Young Dems hold panel discussion on future of labor under Trump

By Naeisha Rose

President Stacey Eliuk of the Queens County Young Democrats held a panel discussion Jan. 12 with labor leaders on the Trump administration’s position on labor at the new Latin American Intercultural Alliance center in Jamaica.

They spoke about the importance of being educated about the issues surrounding labor, how labor unions are the first line of defense for many communities and what union members, representatives and supporters of labor unions can do to fight for workers rights in a Trump presidency.

“The future that we dream of is tenuous at best,” said Eliuk. “The person that Donald Trump wants to appoint as the secretary of labor (Andy Puzner, owner of fast food chain Carl’s Jr.) literally does not believe in the minimum wage. One of the people that works for him is a 47-year-old mother of two who for eight years still is making $8.75 an hour working the graveyard shift at one of his restaurants. We need to learn about the issues to protect workers.”

First on the panel to speak was the business agent for Steamfitters 638 union, Brian Wangerman.

“I’m here because to tell you the truth. I’m scared,” said Wangerman, a fourth-generation steamfitter. “I was 18 years old when I was accepted into the apprenticeship and adults came up to me and said that you are set for life and that’s not the case anymore.”

Wangerman has a recently married nephew who is a fifth-generation steamfitter whose future he worries about.

“I think that an organization like this, you really have to go out there,” said Wangerman. “It’s late for a lot of us [the older generation], but it is not late for you.”

Up next was Mike McGuire, the director of the Mason Tenders District Council PAC, a 19-year veteran.

“We don’t know where the country goes,” he said. “Presidential decorum has disappeared, the unpredictability of the president-elect is the scariest thing. We need to be able to predict what our political opponents are going to do so that we can strategize against them. That is our challenge.”

The third speaker was Alex Gleason, a policy associate for the New York City Central Labor Council, AFL-CIO.

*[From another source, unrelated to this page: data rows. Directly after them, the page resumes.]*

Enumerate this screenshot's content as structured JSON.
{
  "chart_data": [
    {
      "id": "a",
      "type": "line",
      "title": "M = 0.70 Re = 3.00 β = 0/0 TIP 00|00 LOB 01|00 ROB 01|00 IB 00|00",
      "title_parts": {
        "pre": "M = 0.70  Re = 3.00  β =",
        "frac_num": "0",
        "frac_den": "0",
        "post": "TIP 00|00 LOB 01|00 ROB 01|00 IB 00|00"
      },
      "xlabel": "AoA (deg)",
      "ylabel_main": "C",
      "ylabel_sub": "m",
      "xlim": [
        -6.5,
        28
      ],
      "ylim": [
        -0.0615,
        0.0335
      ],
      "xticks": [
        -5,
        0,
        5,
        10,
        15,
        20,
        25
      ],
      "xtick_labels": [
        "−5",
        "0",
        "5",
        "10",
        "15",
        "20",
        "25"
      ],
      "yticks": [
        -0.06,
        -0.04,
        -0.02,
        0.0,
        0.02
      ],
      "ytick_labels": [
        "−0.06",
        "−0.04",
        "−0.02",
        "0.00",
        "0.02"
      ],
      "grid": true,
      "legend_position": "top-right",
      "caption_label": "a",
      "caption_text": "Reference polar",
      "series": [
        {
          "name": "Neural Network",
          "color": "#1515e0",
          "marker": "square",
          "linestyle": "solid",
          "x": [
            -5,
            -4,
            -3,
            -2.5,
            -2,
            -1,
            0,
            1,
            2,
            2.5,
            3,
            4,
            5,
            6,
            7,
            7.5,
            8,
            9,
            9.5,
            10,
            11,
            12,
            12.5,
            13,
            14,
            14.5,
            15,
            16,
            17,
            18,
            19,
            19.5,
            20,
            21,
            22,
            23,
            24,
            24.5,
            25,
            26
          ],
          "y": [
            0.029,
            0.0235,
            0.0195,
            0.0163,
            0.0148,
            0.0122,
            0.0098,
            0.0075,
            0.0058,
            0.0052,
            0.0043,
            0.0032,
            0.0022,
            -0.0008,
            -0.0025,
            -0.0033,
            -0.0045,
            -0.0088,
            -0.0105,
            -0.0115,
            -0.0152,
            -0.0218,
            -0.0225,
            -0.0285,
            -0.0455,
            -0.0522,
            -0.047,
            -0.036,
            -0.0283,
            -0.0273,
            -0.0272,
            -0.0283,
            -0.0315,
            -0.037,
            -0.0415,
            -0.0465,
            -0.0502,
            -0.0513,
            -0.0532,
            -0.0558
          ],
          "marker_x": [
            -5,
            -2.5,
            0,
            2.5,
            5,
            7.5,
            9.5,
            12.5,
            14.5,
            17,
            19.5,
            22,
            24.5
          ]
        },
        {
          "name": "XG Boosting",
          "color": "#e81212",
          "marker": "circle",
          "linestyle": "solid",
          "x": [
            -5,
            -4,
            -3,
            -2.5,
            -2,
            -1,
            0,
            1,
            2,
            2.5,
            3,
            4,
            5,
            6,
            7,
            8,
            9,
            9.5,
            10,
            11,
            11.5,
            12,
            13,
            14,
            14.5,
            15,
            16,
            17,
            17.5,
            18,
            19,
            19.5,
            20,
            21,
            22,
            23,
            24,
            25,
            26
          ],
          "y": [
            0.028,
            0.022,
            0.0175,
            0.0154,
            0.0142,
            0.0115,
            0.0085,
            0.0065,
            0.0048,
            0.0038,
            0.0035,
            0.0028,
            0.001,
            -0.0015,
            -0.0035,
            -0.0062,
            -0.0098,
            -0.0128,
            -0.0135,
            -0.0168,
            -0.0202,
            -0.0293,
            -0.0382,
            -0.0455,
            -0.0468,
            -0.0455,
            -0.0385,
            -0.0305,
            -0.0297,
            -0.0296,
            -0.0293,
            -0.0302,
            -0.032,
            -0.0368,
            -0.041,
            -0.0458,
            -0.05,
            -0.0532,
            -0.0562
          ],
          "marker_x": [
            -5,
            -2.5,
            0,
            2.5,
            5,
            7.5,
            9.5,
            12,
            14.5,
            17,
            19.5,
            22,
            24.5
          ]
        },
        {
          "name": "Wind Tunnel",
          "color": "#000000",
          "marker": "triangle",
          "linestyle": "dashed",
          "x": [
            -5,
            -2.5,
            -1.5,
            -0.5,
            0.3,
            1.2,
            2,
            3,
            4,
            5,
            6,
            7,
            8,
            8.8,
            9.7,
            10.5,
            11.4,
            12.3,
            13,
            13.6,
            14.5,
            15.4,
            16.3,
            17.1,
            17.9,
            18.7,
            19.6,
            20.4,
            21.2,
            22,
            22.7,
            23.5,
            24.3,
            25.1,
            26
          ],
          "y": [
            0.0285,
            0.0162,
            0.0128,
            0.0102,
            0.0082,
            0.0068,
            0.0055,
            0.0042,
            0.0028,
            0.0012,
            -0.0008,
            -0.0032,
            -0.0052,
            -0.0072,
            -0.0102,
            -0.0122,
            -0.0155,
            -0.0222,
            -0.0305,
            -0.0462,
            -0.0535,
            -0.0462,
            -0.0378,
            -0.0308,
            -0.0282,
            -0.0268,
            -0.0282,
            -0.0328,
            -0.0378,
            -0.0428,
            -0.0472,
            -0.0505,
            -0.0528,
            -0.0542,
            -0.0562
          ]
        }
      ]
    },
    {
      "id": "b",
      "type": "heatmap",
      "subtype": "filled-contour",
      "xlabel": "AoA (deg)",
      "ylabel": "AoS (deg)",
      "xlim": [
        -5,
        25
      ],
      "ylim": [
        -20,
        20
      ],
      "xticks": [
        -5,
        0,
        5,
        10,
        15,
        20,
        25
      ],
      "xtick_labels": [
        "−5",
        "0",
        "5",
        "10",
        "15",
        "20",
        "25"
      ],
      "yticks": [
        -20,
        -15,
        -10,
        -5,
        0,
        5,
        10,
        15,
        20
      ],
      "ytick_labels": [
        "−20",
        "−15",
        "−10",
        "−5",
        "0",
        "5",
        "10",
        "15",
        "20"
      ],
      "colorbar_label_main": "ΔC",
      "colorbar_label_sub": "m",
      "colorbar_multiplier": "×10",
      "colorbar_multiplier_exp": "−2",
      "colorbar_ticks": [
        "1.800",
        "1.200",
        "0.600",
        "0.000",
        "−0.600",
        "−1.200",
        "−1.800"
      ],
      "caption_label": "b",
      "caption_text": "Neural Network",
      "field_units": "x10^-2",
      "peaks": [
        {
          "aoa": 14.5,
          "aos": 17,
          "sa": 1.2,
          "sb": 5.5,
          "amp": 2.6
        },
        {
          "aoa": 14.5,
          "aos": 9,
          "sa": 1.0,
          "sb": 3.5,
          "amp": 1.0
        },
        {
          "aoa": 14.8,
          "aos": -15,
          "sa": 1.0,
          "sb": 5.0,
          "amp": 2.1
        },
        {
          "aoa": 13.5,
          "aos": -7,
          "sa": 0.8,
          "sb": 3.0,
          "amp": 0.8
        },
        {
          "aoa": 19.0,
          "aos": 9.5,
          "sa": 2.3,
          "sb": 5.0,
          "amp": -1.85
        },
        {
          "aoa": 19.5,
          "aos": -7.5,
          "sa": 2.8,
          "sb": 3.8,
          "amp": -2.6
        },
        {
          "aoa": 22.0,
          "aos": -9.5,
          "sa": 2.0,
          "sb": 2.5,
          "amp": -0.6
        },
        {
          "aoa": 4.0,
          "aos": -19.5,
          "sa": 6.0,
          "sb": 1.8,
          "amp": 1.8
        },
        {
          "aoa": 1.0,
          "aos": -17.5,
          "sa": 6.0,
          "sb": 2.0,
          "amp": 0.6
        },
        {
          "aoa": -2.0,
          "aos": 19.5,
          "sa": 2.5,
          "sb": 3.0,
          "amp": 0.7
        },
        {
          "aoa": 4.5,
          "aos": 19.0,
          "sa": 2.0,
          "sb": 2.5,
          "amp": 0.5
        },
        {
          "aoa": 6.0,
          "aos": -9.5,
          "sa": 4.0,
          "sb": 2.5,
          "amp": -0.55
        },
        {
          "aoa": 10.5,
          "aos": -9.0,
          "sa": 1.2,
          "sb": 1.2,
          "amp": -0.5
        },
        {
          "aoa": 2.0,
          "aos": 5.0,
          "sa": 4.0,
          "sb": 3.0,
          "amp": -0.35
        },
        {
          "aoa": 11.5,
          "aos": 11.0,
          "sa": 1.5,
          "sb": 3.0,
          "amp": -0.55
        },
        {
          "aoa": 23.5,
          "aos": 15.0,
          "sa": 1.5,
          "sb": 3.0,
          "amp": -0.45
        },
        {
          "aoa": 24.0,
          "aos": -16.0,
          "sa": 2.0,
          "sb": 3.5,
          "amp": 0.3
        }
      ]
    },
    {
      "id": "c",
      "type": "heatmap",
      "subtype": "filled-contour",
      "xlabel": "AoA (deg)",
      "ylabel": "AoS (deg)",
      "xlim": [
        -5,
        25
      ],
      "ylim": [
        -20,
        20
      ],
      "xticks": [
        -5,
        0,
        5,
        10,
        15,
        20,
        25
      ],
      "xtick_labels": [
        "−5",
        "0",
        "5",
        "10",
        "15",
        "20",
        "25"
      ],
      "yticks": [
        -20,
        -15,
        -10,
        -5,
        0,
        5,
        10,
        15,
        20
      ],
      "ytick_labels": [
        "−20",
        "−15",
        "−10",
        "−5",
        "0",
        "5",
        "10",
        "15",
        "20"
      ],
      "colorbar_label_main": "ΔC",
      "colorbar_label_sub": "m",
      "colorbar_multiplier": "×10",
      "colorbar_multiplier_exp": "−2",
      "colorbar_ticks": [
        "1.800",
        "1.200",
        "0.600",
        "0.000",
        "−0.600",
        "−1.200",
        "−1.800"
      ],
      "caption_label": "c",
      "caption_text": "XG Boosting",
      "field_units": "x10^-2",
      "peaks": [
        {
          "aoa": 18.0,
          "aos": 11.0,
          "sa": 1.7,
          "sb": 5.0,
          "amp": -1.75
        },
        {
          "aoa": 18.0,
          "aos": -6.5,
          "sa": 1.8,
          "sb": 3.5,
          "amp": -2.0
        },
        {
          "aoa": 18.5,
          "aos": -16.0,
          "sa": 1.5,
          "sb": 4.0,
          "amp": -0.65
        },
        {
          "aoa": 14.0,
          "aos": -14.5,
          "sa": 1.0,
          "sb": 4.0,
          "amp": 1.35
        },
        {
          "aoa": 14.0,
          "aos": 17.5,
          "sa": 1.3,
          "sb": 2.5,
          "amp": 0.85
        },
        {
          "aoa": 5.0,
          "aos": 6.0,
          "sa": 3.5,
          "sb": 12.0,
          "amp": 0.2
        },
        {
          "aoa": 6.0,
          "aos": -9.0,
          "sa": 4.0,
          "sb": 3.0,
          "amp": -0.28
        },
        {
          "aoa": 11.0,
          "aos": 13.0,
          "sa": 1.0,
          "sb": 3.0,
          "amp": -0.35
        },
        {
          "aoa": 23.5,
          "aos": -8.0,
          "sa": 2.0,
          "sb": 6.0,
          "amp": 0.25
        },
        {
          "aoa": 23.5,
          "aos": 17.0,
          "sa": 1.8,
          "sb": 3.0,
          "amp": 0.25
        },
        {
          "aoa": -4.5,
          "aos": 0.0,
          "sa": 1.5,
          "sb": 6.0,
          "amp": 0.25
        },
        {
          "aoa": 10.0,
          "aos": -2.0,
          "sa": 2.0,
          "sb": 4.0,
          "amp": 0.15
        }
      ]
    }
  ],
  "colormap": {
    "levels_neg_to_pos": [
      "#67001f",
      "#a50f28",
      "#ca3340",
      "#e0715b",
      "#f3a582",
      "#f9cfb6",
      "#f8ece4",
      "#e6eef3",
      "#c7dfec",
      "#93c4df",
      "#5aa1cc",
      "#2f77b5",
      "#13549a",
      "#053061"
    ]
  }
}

“What needs to be taken out of here today is a real sense of urgency,” he said. “Harry Van Arsdale (late head of the electrical workers union) said on his deathbed ‘they are going to lose it all before they get anything back.’”

Gleason warns about the vulnerability of union in other states.

“Across the country, many states are becoming right-to-work havens, which devalues the power of labor unions and erodes the rights that union members and representatives fight for in terms of higher wages, overtime pay and safety at the workplace,” he said. “Without these agreements, workers have no bargaining clout.”

When asked about Hillary Clinton’s and the Democratic Party’s weak showing with labor unions, the panelist brought up Wall Street’s takeover of the political process.

“Corporations have taken over this country…we live in a proud unabashed meritocracy, there is no solidarity in a meritocracy, “ said Gleason. “That’s what gave the orange oligarch the ammo to convince the good hardworking people to vote for him. Until we go back to a Roosevelt program [the New Deal], it’s not going to change.”

Michele Gilliam, the deputy labor campaign manager for Clinton, also mentioned the lack of diversity and accountability that needs to be fixed in the Democratic Party.

“We have to have tough conversations with people that we sometimes on the surface don’t relate to and we can only do that if we are willing to engage others in a meaningful and respectful way,” said Gilliam, referring to members in her union who are conservative and NRA members, whom she still considers her “brothers,” no matter what.

Councilman I. Daneek Miller (D-St. Albans) spoke about the power of labor unions in New York City, which has the largest number of union members in the country at 1.3 million.

“The density of labor unions here dictates what happens in the country,” Miller said. “The threat of being organized and unions coming together forces employers to give us decent wages.”

He added, “There is a silver lining. If we continue to do what we do, more people will gravitate towards us.”